Two Easts (WIP)
These photos were taken over two periods this year– over the summer with my father’s family around Lebanon (primarily in the country's capital, Beirut, and in the Baa'bdat hills north of the city), and over the winter with my mother’s family in Longview, Texas. They have only met a handful of times, and now that my parents live separate lives, do not communicate often (if at all). East Texas and the Middle East are not usually associated with each other – where one is marked by stability, the other is marked by turbulence. I have spent a lifetime comparing them, placing my two roots next to each other, and trying to make sense of their opposing nature. They clash in many places, but tie back to each other in many more. The parallels found in the image pairs were not intentional, but were discovered while sorting through my files at the end of this year. While the struggles of these two places that have made me are different on a macro level, they share so much when it comes to the day to day – an intense care for the land and the home, deep ties to the communities that help maintain them, unbreakable loyalty when it comes to family and loved ones.

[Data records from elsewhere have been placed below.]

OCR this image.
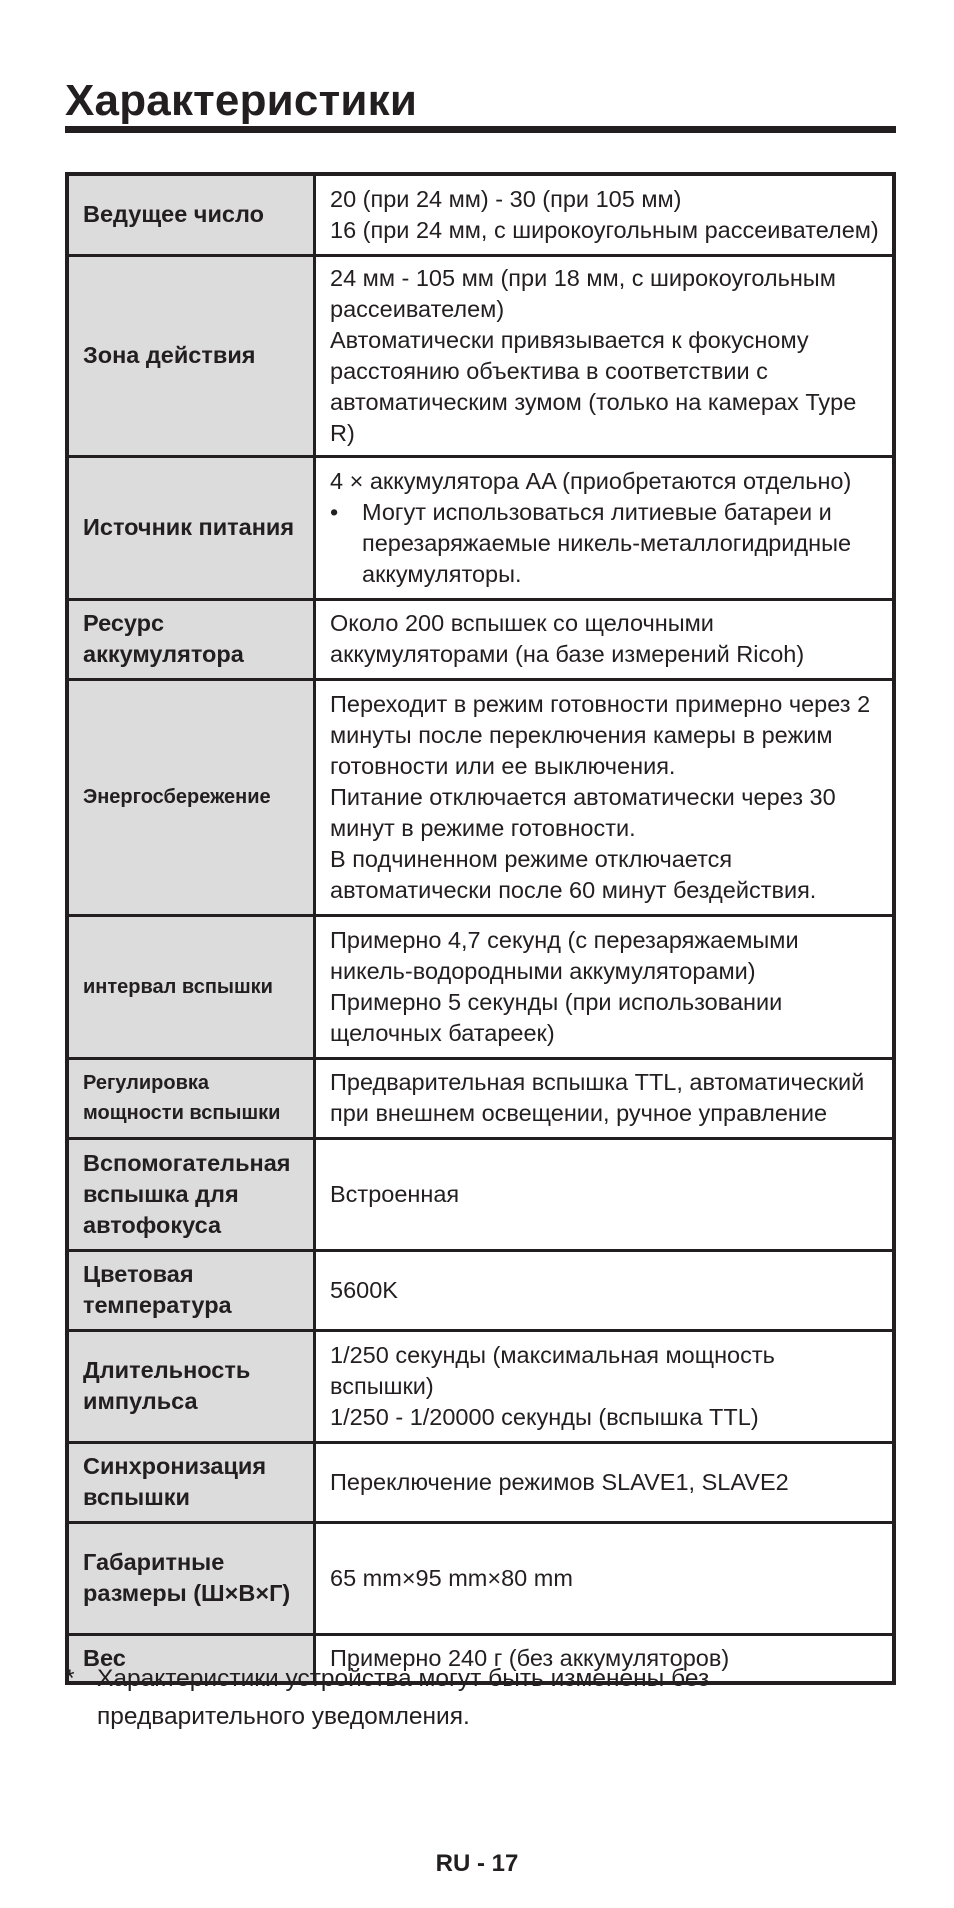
Характеристики
Ведущее число	20 (при 24 мм) - 30 (при 105 мм)
16 (при 24 мм, с широкоугольным рассеивателем)

Зона действия	24 мм - 105 мм (при 18 мм, с широкоугольным рассеивателем)
Автоматически привязывается к фокусному расстоянию объектива в соответствии с автоматическим зумом (только на камерах Type R)

Источник питания	4 × аккумулятора AA (приобретаются отдельно)
• Могут использоваться литиевые батареи и перезаряжаемые никель-металлогидридные аккумуляторы.

Ресурс аккумулятора	Около 200 вспышек со щелочными аккумуляторами (на базе измерений Ricoh)

Энергосбережение	Переходит в режим готовности примерно через 2 минуты после переключения камеры в режим готовности или ее выключения.
Питание отключается автоматически через 30 минут в режиме готовности.
В подчиненном режиме отключается автоматически после 60 минут бездействия.

интервал вспышки	Примерно 4,7 секунд (с перезаряжаемыми никель-водородными аккумуляторами)
Примерно 5 секунды (при использовании щелочных батареек)

Регулировка мощности вспышки	Предварительная вспышка TTL, автоматический при внешнем освещении, ручное управление

Вспомогательная вспышка для автофокуса	Встроенная

Цветовая температура	5600K

Длительность импульса	1/250 секунды (максимальная мощность вспышки)
1/250 - 1/20000 секунды (вспышка TTL)

Синхронизация вспышки	Переключение режимов SLAVE1, SLAVE2

Габаритные размеры (Ш×В×Г)	65 mm×95 mm×80 mm

Вес	Примерно 240 г (без аккумуляторов)
* Характеристики устройства могут быть изменены без предварительного уведомления.
RU - 17
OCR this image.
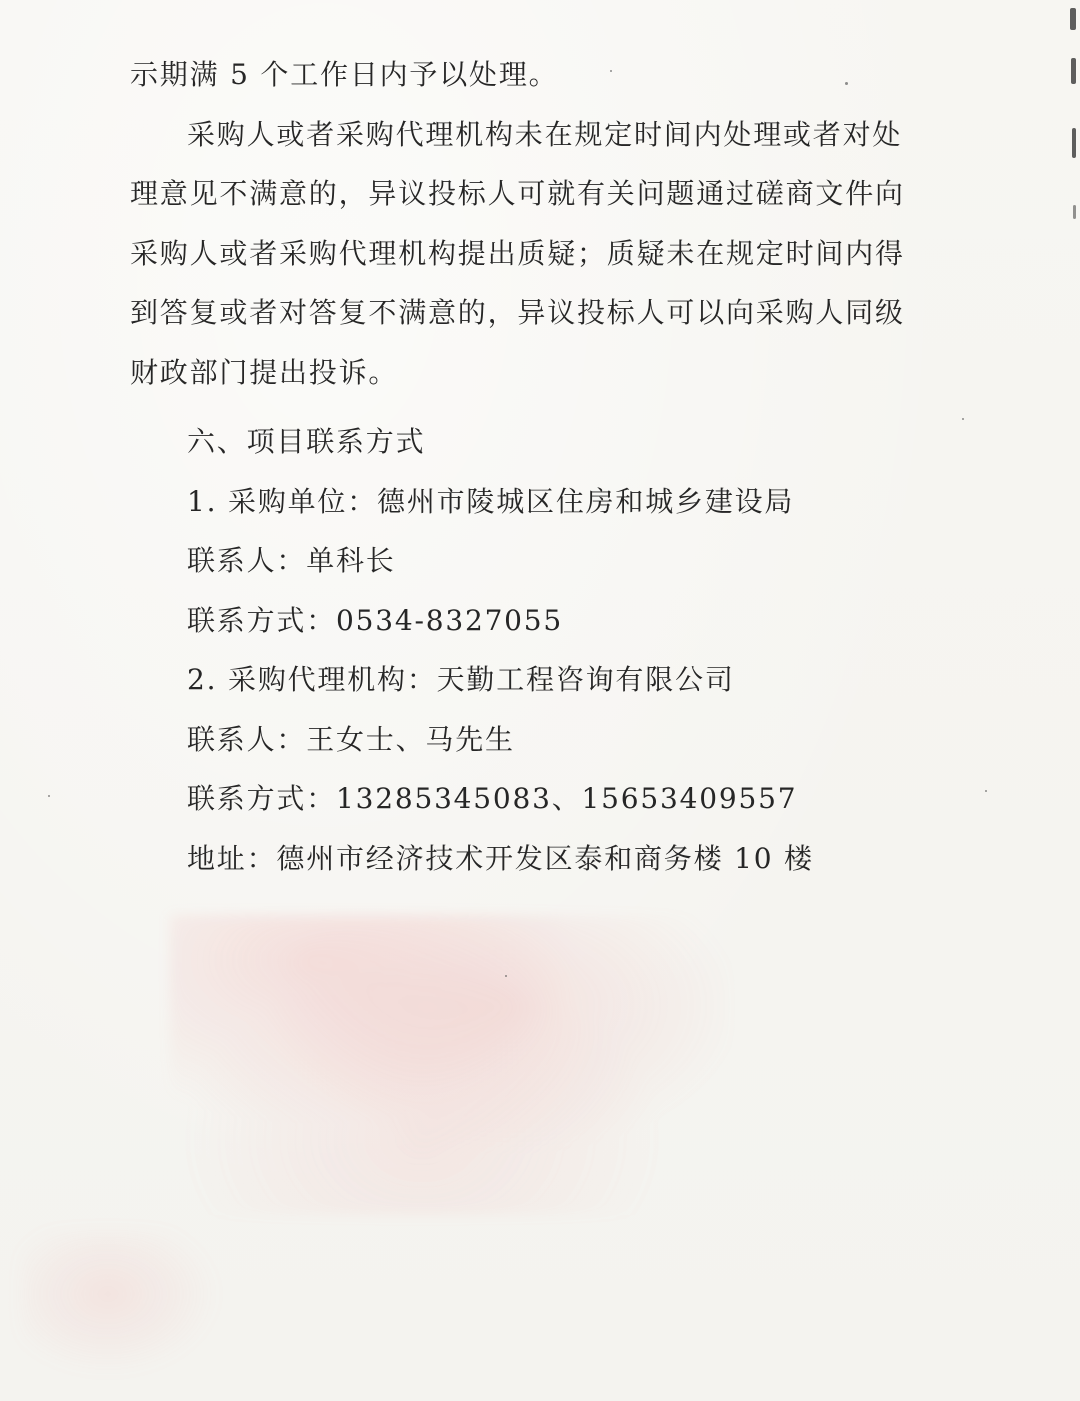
示期满 5 个工作日内予以处理。
采购人或者采购代理机构未在规定时间内处理或者对处
理意见不满意的，异议投标人可就有关问题通过磋商文件向
采购人或者采购代理机构提出质疑；质疑未在规定时间内得
到答复或者对答复不满意的，异议投标人可以向采购人同级
财政部门提出投诉。
六、项目联系方式
1. 采购单位：德州市陵城区住房和城乡建设局
联系人：单科长
联系方式：0534-8327055
2. 采购代理机构：天勤工程咨询有限公司
联系人：王女士、马先生
联系方式：13285345083、15653409557
地址：德州市经济技术开发区泰和商务楼 10 楼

Loss is ever present in both. In Lebanon, there is a loss of innocence as a product of external factors. Family members have had to move out of homes, fix shattered windows, have had to change routes, yet there is a strong internal stability amidst the outer chaos. In some ways, they are uneasy in times of quiet. The outside world uses the word “resilient”, but it is not as much resilience as it is violent familiarity with living in a tinderbox. In Texas, everything external stays the same – my grandparents have been in the same house for over 40 years, they have gone to the same church for decades and met with the same bible study group for just as long, walked the same paths and driven the same roads for years as well. Longview does not change quickly. It does so gradually, at a pace that feels almost intentional, considerate. But so much feels unfamiliar as we grapple with my grandfather’s dementia. I become my mother, he is no longer able (or allowed) to access rooms in his own house that were once familiar to him, we are stuck in the past. Loss persists here as well, just internally.